Behind the Screen

Suzanne Méjean Pinney ’03 made art about artists and wound up with two LA Emmys

by Katie Williard

Under bright lights and with bated breath, Suzanne Méjean Pinney ’03 watched the envelopes unfold. She had only prepared one speech but ended up garnering accolades twice in one night as her work was recognized at the Television Academy’s 2022 Los Angeles Area Emmy Awards. A creative filmmaker, Méjean Pinney served as producer and lead editor for a series titled California Graphic Design 1960s – Present, which aired as part of local news network KCET’s Emmy-winning Artbound series. Her efforts won in two categories: best informational series (more than 50% remote) and best arts programming.

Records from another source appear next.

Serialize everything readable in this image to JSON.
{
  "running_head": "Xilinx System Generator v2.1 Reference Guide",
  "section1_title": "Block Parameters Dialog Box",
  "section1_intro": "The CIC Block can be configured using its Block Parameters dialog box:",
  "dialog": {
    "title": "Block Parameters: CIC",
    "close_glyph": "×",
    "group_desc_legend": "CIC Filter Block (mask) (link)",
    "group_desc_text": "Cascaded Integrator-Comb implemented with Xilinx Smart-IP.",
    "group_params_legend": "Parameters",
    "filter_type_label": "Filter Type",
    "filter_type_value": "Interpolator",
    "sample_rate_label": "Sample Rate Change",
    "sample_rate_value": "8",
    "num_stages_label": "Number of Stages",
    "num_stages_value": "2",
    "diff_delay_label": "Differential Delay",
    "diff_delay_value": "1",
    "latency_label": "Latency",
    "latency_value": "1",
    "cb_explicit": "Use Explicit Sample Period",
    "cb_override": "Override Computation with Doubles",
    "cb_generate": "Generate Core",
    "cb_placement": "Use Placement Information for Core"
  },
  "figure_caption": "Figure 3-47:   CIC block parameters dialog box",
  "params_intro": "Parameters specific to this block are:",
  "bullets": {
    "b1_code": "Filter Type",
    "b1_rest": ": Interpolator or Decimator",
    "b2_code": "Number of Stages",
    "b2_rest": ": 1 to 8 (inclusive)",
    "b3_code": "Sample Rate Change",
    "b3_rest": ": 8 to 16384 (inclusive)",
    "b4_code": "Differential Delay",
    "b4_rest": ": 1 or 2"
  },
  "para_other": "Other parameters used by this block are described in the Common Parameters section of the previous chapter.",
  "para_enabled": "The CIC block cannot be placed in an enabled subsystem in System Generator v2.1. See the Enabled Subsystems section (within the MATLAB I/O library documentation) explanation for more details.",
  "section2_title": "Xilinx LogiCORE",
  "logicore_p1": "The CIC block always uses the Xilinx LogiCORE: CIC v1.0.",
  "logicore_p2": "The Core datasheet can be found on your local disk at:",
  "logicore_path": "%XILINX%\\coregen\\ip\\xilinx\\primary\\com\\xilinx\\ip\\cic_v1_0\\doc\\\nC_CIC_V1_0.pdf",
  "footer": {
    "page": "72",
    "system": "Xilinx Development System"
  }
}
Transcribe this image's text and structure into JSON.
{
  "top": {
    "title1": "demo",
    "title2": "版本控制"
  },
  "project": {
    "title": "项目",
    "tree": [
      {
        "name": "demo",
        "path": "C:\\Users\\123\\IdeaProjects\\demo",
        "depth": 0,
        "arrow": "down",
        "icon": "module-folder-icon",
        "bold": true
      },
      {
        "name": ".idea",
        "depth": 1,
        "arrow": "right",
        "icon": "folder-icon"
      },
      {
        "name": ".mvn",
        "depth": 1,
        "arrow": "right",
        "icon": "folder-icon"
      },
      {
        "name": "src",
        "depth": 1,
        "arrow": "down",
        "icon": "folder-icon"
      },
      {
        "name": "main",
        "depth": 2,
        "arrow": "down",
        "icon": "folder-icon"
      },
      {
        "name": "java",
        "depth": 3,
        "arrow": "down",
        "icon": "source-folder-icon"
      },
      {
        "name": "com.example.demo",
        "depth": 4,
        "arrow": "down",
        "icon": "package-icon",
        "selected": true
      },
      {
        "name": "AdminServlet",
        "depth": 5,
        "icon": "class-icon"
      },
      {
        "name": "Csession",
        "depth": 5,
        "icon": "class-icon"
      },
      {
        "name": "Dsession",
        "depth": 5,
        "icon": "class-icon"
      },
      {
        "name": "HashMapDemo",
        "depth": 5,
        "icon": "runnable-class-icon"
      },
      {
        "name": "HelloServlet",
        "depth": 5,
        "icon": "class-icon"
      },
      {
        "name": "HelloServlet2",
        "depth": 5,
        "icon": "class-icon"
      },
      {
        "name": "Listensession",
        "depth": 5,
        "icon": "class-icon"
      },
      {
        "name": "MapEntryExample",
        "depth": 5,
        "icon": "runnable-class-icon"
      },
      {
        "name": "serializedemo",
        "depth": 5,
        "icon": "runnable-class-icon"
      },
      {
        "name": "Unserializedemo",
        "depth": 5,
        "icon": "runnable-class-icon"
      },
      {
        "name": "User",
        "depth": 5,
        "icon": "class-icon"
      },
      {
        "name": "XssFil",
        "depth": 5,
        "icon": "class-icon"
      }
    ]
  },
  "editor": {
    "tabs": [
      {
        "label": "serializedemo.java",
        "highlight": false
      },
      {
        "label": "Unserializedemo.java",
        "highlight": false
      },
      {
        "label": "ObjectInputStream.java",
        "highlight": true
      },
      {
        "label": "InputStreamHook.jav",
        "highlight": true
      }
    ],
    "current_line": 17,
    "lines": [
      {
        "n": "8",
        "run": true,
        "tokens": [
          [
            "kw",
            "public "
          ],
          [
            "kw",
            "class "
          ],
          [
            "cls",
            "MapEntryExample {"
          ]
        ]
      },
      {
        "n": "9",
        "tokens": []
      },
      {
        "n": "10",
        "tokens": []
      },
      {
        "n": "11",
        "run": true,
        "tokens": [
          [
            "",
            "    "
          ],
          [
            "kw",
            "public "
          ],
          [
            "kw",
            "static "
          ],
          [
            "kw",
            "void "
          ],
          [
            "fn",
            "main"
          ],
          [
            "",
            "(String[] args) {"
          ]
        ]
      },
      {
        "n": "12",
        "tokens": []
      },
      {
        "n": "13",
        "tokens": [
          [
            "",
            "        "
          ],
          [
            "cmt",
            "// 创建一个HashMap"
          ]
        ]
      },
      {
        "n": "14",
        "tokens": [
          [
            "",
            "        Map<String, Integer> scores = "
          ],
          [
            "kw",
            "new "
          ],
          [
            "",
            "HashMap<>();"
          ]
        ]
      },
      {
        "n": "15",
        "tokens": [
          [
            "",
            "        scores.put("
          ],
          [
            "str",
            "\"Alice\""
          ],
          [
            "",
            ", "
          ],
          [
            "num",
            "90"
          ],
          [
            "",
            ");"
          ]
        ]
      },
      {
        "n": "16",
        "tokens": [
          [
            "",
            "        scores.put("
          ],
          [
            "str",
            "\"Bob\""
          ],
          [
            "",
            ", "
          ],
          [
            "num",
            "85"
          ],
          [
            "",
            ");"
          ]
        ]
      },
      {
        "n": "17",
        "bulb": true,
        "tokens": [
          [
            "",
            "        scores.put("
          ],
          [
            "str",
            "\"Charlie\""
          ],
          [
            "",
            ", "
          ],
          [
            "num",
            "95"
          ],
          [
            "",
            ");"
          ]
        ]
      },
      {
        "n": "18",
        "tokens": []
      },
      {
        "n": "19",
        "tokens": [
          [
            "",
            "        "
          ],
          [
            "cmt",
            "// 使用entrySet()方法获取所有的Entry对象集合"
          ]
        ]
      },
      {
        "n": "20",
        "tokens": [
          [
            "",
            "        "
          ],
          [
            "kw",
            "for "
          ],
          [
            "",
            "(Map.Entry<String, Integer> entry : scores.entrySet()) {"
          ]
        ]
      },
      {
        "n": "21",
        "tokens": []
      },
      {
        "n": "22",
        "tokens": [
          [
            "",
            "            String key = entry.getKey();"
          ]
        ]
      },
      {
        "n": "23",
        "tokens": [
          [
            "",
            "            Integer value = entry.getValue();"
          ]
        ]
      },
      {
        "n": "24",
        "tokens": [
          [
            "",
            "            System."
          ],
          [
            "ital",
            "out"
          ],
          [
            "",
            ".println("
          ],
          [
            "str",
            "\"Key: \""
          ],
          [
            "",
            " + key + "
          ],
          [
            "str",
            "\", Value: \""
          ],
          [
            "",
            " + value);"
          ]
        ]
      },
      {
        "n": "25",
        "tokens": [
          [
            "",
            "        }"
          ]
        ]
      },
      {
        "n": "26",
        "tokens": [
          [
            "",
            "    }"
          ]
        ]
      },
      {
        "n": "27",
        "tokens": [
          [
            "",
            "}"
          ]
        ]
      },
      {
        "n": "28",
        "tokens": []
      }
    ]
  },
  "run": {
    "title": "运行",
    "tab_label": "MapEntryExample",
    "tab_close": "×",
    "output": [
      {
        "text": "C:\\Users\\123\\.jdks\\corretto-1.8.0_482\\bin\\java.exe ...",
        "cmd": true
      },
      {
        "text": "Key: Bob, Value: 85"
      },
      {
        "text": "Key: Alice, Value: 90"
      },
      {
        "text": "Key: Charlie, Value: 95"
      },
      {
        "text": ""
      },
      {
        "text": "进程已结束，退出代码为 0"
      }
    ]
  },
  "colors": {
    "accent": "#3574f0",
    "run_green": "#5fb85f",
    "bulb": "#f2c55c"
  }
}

Suzanne Méjean Pinney sitting next to trophies

Photo: Suzanne Méjean Pinney ’03

Suzanne Méjean Pinney ’03’s work on Artbound also won a Golden Mike award and two Los Angeles Press Club National Arts & Entertainment Journalism Awards.

Having worked on a freelance basis with the station for 10 years, Méjean Pinney was contacted to step in after production had been tabled due to COVID-19. “They reached out and said, ‘We have a project that needs some reformatting and vision. Can you take a look?’ ”

She found herself with material on five prolific, Southern California-based graphic artists whose work set the stage for political and social activism: Sister Corita Kent, the pop-art nun; Black Panther artist Emory Douglas; The Endless Summer film poster creator John Van Hamersveld; activists Melanie Cervantes and Jesus Barraza of Dignidad Rebelde; and artist Ernesto Yerena Montejano, whose work focuses on justice initiatives for Latinx and Indigenous people. In each episode, Méjean Pinney features the work of an artist and employs their design aesthetics as a visual language for telling their stories.

Her love of storytelling through film was born at Bucknell. An art history major, she gained mentorship from Professors Christiane Andersson, art history, and Tulu Bayar, art. Upon presenting her final project — a sculptural photography installation — Bayar encouraged her to “check out the International Center of Photography (ICP).”

“Tulu saw in me what I hadn’t seen yet,” Méjean Pinney says.

She joined the ICP Certificate Program and then headed to CalArts, pursuing a dual MFA in film and photography and eventually building her first documentary.

Now, even as she celebrates her Emmy success, she knows there are more stories to tell. “I’ve worked on a lot of different projects, but my gut instinct always leads me to documentaries. That’s what I really love.”